• River book

    The river Medway has been part of my life ever since my Dad became the river engineer when I was a year old. I’ve lived on its banks, fallen in love beside it, paddled and swum in it, worked beside it. I’ve felt most alive in it, and I’ve almost drowned in it in a freezing mid-winter weir pool.

    Yet I became increasingly unsure whether I belonged on the river any more. My next book is a work of creative non-fiction asking how humans and rivers are bound together, and running through it is my journey down the Medway as I followed it very slowly from source to sea.

    As I travelled I met boaters, paddlers, swimmers, lock-keepers, anglers, campaigners and naturalists and began to gather the stories of river people. But so many people beyond the riverbanks seemed disconnected from the river at the end of their road. I began to ask how we, twenty-first century people of the West, can find our ways back to the rivers that have flowed through our lives since we first stepped into the current? Like blood through our veins, rivers have fed us, carried us, kept us alive from the moment we first drew breath.

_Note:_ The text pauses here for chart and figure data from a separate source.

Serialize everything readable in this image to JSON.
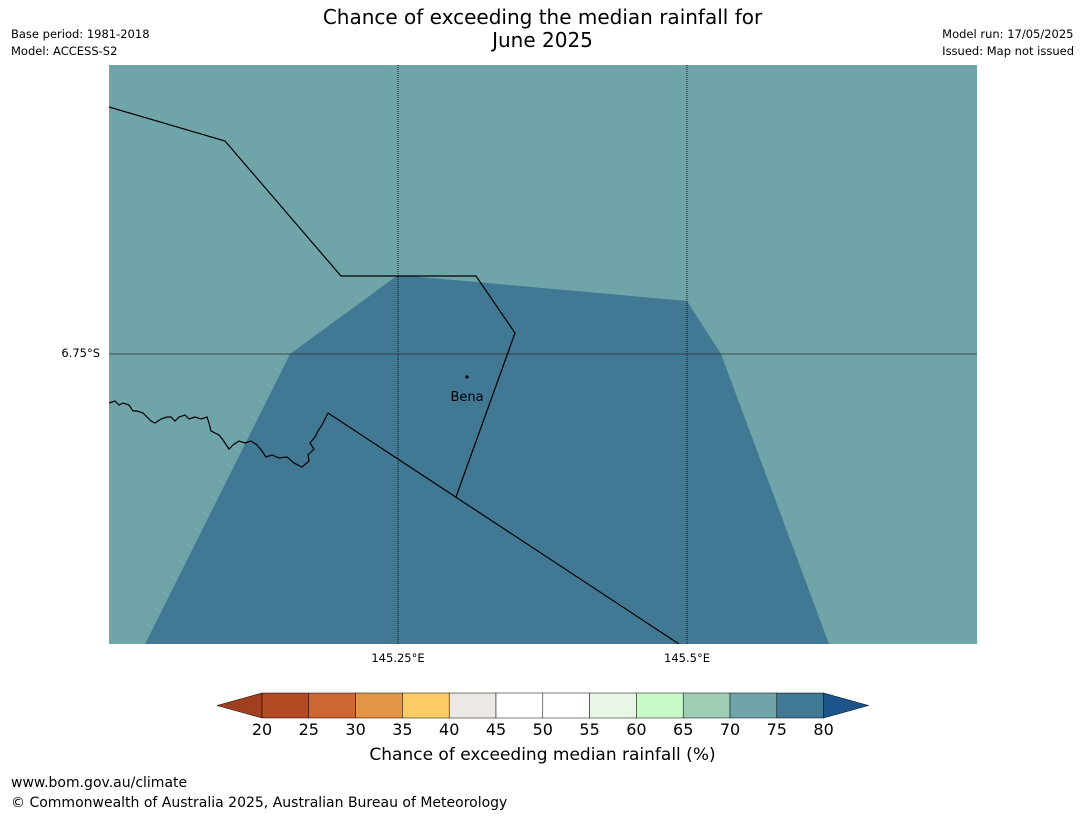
{
  "title": {
    "line1": "Chance of exceeding the median rainfall for",
    "line2": "June 2025"
  },
  "meta_left": {
    "base_period": "Base period: 1981-2018",
    "model": "Model: ACCESS-S2"
  },
  "meta_right": {
    "model_run": "Model run: 17/05/2025",
    "issued": "Issued: Map not issued"
  },
  "map": {
    "background_color": "#6fa4a8",
    "region_color": "#417995",
    "region_value_range": "75-80",
    "background_value_range": "70-75",
    "place_label": "Bena",
    "lat_label": "6.75°S",
    "lon_labels": [
      "145.25°E",
      "145.5°E"
    ]
  },
  "colorbar": {
    "ticks": [
      "20",
      "25",
      "30",
      "35",
      "40",
      "45",
      "50",
      "55",
      "60",
      "65",
      "70",
      "75",
      "80"
    ],
    "colors": [
      "#a0401f",
      "#b24a24",
      "#cc6633",
      "#e39444",
      "#fecb66",
      "#ece8e3",
      "#ffffff",
      "#ffffff",
      "#e8f5e7",
      "#c8fac8",
      "#9ecfb6",
      "#6fa4a8",
      "#417995",
      "#1c548c"
    ],
    "label": "Chance of exceeding median rainfall (%)"
  },
  "footer": {
    "url": "www.bom.gov.au/climate",
    "copyright": "© Commonwealth of Australia 2025, Australian Bureau of Meteorology"
  }
}
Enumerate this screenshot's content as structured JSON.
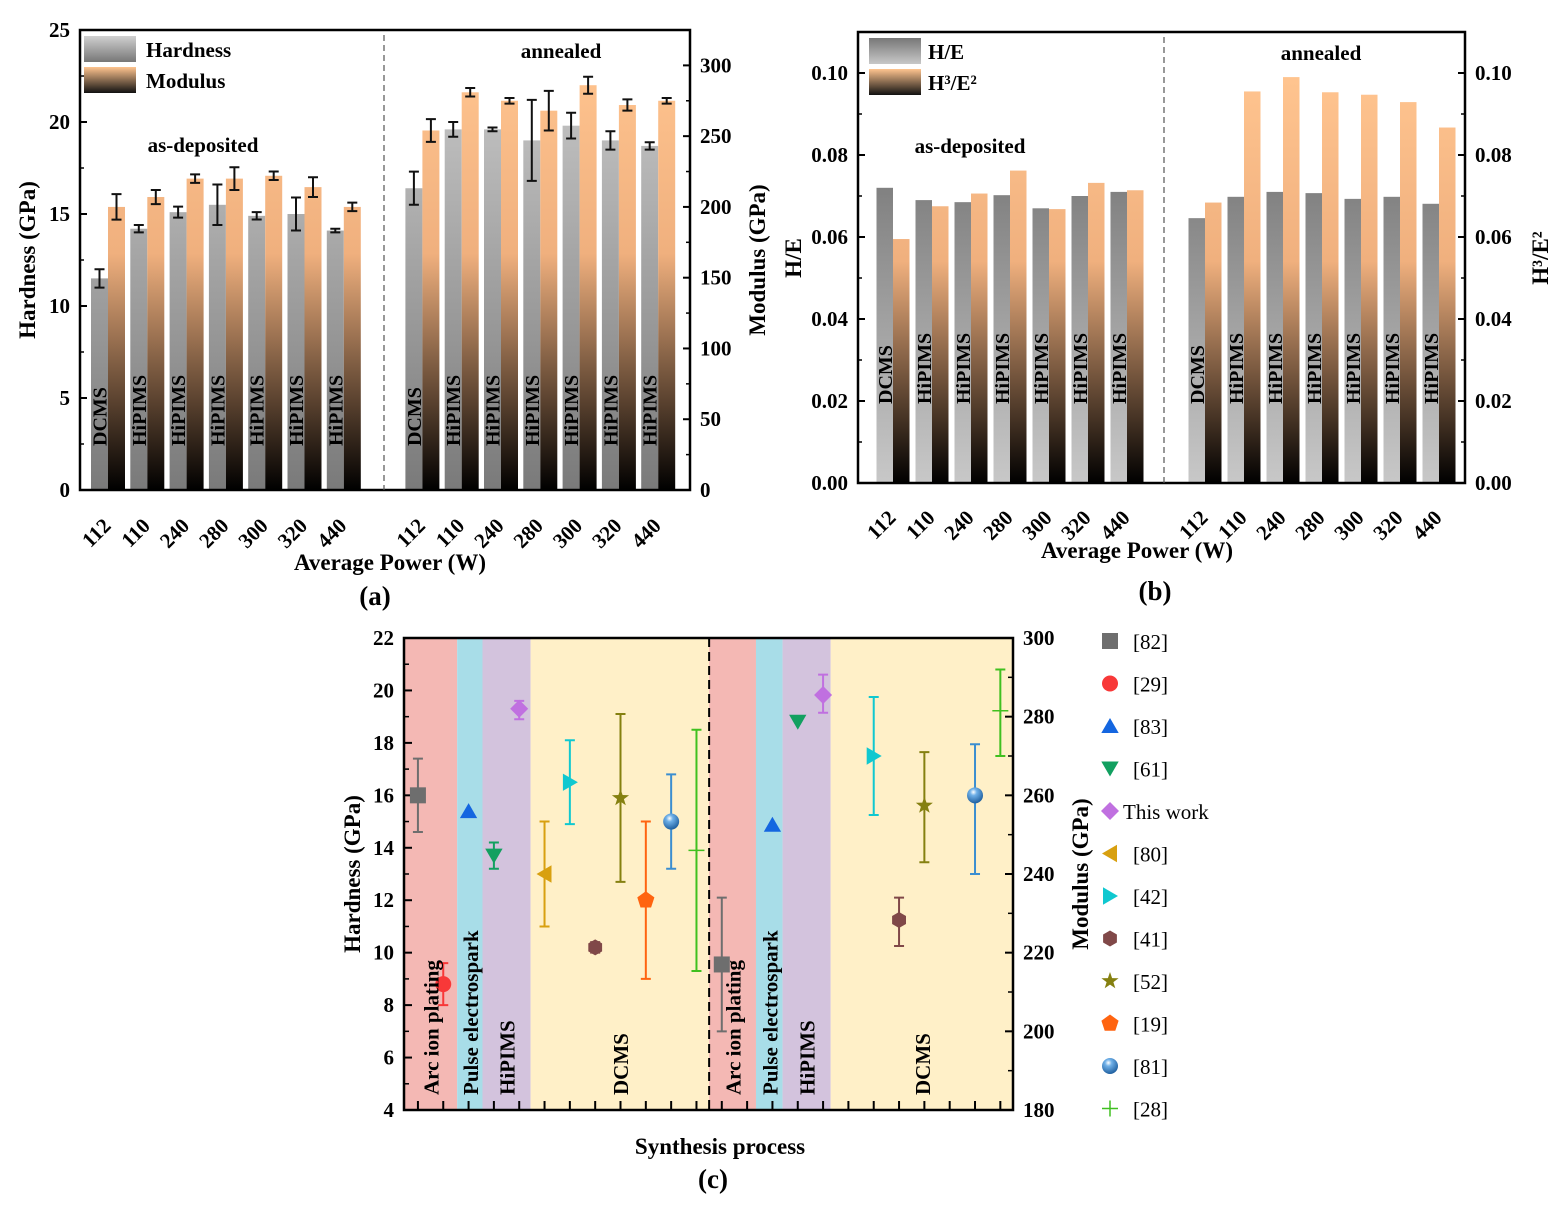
{
  "chart_data": [
    {
      "type": "bar",
      "panel_label": "(a)",
      "xlabel": "Average Power (W)",
      "ylabel": "Hardness (GPa)",
      "y2label": "Modulus (GPa)",
      "ylim": [
        0,
        25
      ],
      "yticks": [
        0,
        5,
        10,
        15,
        20,
        25
      ],
      "y2lim": [
        0,
        325
      ],
      "y2ticks": [
        0,
        50,
        100,
        150,
        200,
        250,
        300
      ],
      "legend_position": "top-left",
      "legend": [
        "Hardness",
        "Modulus"
      ],
      "groups": [
        {
          "name": "as-deposited",
          "categories": [
            "112",
            "110",
            "240",
            "280",
            "300",
            "320",
            "440"
          ],
          "processes": [
            "DCMS",
            "HiPIMS",
            "HiPIMS",
            "HiPIMS",
            "HiPIMS",
            "HiPIMS",
            "HiPIMS"
          ],
          "series": [
            {
              "name": "Hardness",
              "axis": "left",
              "values": [
                11.5,
                14.2,
                15.1,
                15.5,
                14.9,
                15.0,
                14.1
              ],
              "errors": [
                0.5,
                0.2,
                0.3,
                1.1,
                0.2,
                0.9,
                0.1
              ]
            },
            {
              "name": "Modulus",
              "axis": "right",
              "values": [
                200,
                207,
                220,
                220,
                222,
                214,
                200
              ],
              "errors": [
                9,
                5,
                3,
                8,
                3,
                7,
                3
              ]
            }
          ]
        },
        {
          "name": "annealed",
          "categories": [
            "112",
            "110",
            "240",
            "280",
            "300",
            "320",
            "440"
          ],
          "processes": [
            "DCMS",
            "HiPIMS",
            "HiPIMS",
            "HiPIMS",
            "HiPIMS",
            "HiPIMS",
            "HiPIMS"
          ],
          "series": [
            {
              "name": "Hardness",
              "axis": "left",
              "values": [
                16.4,
                19.6,
                19.6,
                19.0,
                19.8,
                19.0,
                18.7
              ],
              "errors": [
                0.9,
                0.4,
                0.1,
                2.2,
                0.7,
                0.5,
                0.2
              ]
            },
            {
              "name": "Modulus",
              "axis": "right",
              "values": [
                254,
                281,
                275,
                268,
                286,
                272,
                275
              ],
              "errors": [
                8,
                3,
                2,
                14,
                6,
                4,
                2
              ]
            }
          ]
        }
      ]
    },
    {
      "type": "bar",
      "panel_label": "(b)",
      "xlabel": "Average Power (W)",
      "ylabel": "H/E",
      "y2label": "H³/E²",
      "ylim": [
        0,
        0.11
      ],
      "yticks": [
        "0.00",
        "0.02",
        "0.04",
        "0.06",
        "0.08",
        "0.10"
      ],
      "y2lim": [
        0,
        0.11
      ],
      "y2ticks": [
        "0.00",
        "0.02",
        "0.04",
        "0.06",
        "0.08",
        "0.10"
      ],
      "legend_position": "top-left",
      "legend": [
        "H/E",
        "H³/E²"
      ],
      "groups": [
        {
          "name": "as-deposited",
          "categories": [
            "112",
            "110",
            "240",
            "280",
            "300",
            "320",
            "440"
          ],
          "processes": [
            "DCMS",
            "HiPIMS",
            "HiPIMS",
            "HiPIMS",
            "HiPIMS",
            "HiPIMS",
            "HiPIMS"
          ],
          "series": [
            {
              "name": "H/E",
              "axis": "left",
              "values": [
                0.072,
                0.069,
                0.0685,
                0.0702,
                0.067,
                0.07,
                0.071
              ]
            },
            {
              "name": "H³/E²",
              "axis": "right",
              "values": [
                0.0595,
                0.0675,
                0.0706,
                0.0762,
                0.0668,
                0.0732,
                0.0714
              ]
            }
          ]
        },
        {
          "name": "annealed",
          "categories": [
            "112",
            "110",
            "240",
            "280",
            "300",
            "320",
            "440"
          ],
          "processes": [
            "DCMS",
            "HiPIMS",
            "HiPIMS",
            "HiPIMS",
            "HiPIMS",
            "HiPIMS",
            "HiPIMS"
          ],
          "series": [
            {
              "name": "H/E",
              "axis": "left",
              "values": [
                0.0646,
                0.0698,
                0.071,
                0.0707,
                0.0693,
                0.0698,
                0.0681
              ]
            },
            {
              "name": "H³/E²",
              "axis": "right",
              "values": [
                0.0684,
                0.0955,
                0.099,
                0.0953,
                0.0947,
                0.0929,
                0.0867
              ]
            }
          ]
        }
      ]
    },
    {
      "type": "scatter",
      "panel_label": "(c)",
      "xlabel": "Synthesis process",
      "ylabel": "Hardness (GPa)",
      "y2label": "Modulus (GPa)",
      "ylim": [
        4,
        22
      ],
      "yticks": [
        4,
        6,
        8,
        10,
        12,
        14,
        16,
        18,
        20,
        22
      ],
      "y2lim": [
        180,
        300
      ],
      "y2ticks": [
        180,
        200,
        220,
        240,
        260,
        280,
        300
      ],
      "xlim": [
        0.45,
        24.5
      ],
      "legend_position": "right-outside",
      "sections": [
        {
          "label": "Arc ion plating",
          "from": 0.45,
          "to": 2.55,
          "color": "#f4b8b4"
        },
        {
          "label": "Pulse electrospark",
          "from": 2.55,
          "to": 3.55,
          "color": "#a8dde8"
        },
        {
          "label": "HiPIMS",
          "from": 3.55,
          "to": 5.45,
          "color": "#d3c3dd"
        },
        {
          "label": "DCMS",
          "from": 5.45,
          "to": 12.5,
          "color": "#fff0c8"
        },
        {
          "label": "Arc ion plating",
          "from": 12.5,
          "to": 14.35,
          "color": "#f4b8b4"
        },
        {
          "label": "Pulse electrospark",
          "from": 14.35,
          "to": 15.4,
          "color": "#a8dde8"
        },
        {
          "label": "HiPIMS",
          "from": 15.4,
          "to": 17.3,
          "color": "#d3c3dd"
        },
        {
          "label": "DCMS",
          "from": 17.3,
          "to": 24.5,
          "color": "#fff0c8"
        }
      ],
      "divider_at": 12.5,
      "series": [
        {
          "name": "[82]",
          "marker": "square",
          "color": "#6e6e6e",
          "points": [
            {
              "x": 1,
              "axis": "left",
              "y": 16.0,
              "err": [
                14.6,
                17.4
              ]
            },
            {
              "x": 13,
              "axis": "right",
              "y": 217,
              "err": [
                200,
                234
              ]
            }
          ]
        },
        {
          "name": "[29]",
          "marker": "circle",
          "color": "#f83838",
          "points": [
            {
              "x": 2,
              "axis": "left",
              "y": 8.8,
              "err": [
                8.0,
                9.6
              ]
            }
          ]
        },
        {
          "name": "[83]",
          "marker": "triangle-up",
          "color": "#1466e0",
          "points": [
            {
              "x": 3,
              "axis": "left",
              "y": 15.4
            },
            {
              "x": 15,
              "axis": "right",
              "y": 252.5
            }
          ]
        },
        {
          "name": "[61]",
          "marker": "triangle-down",
          "color": "#12a060",
          "points": [
            {
              "x": 4,
              "axis": "left",
              "y": 13.7,
              "err": [
                13.2,
                14.2
              ]
            },
            {
              "x": 16,
              "axis": "right",
              "y": 278.7
            }
          ]
        },
        {
          "name": "This work",
          "marker": "diamond",
          "color": "#c070e0",
          "points": [
            {
              "x": 5,
              "axis": "left",
              "y": 19.3,
              "err": [
                18.9,
                19.6
              ]
            },
            {
              "x": 17,
              "axis": "right",
              "y": 285.5,
              "err": [
                281,
                290.7
              ]
            }
          ]
        },
        {
          "name": "[80]",
          "marker": "triangle-left",
          "color": "#d8a010",
          "points": [
            {
              "x": 6,
              "axis": "left",
              "y": 13.0,
              "err": [
                11.0,
                15.0
              ]
            }
          ]
        },
        {
          "name": "[42]",
          "marker": "triangle-right",
          "color": "#10c8d0",
          "points": [
            {
              "x": 7,
              "axis": "left",
              "y": 16.5,
              "err": [
                14.9,
                18.1
              ]
            },
            {
              "x": 19,
              "axis": "right",
              "y": 270,
              "err": [
                255,
                285
              ]
            }
          ]
        },
        {
          "name": "[41]",
          "marker": "hexagon",
          "color": "#804848",
          "points": [
            {
              "x": 8,
              "axis": "left",
              "y": 10.2,
              "err": [
                10.0,
                10.4
              ]
            },
            {
              "x": 20,
              "axis": "right",
              "y": 228.3,
              "err": [
                221.7,
                234
              ]
            }
          ]
        },
        {
          "name": "[52]",
          "marker": "star",
          "color": "#858010",
          "points": [
            {
              "x": 9,
              "axis": "left",
              "y": 15.9,
              "err": [
                12.7,
                19.1
              ]
            },
            {
              "x": 21,
              "axis": "right",
              "y": 257.4,
              "err": [
                243,
                271
              ]
            }
          ]
        },
        {
          "name": "[19]",
          "marker": "pentagon",
          "color": "#ff6410",
          "points": [
            {
              "x": 10,
              "axis": "left",
              "y": 12.0,
              "err": [
                9.0,
                15.0
              ]
            }
          ]
        },
        {
          "name": "[81]",
          "marker": "sphere",
          "color": "#3b8ed0",
          "points": [
            {
              "x": 11,
              "axis": "left",
              "y": 15.0,
              "err": [
                13.2,
                16.8
              ]
            },
            {
              "x": 23,
              "axis": "right",
              "y": 260,
              "err": [
                240,
                273
              ]
            }
          ]
        },
        {
          "name": "[28]",
          "marker": "plus",
          "color": "#40c020",
          "points": [
            {
              "x": 12,
              "axis": "left",
              "y": 13.9,
              "err": [
                9.3,
                18.5
              ]
            },
            {
              "x": 24,
              "axis": "right",
              "y": 281.5,
              "err": [
                270,
                292
              ]
            }
          ]
        }
      ]
    }
  ]
}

    This book is a search for the rivers we have lost touch with, for our deep knowledge of what a river is, and our understanding of how we human animals are part of rivers’ rich lives. I find stories from across the UK and the world of rivers and people living intimately together, of the damage we are doing, and the love and care we are finding at last.

    My river book (it doesn’t have a title yet) will be published in 2027.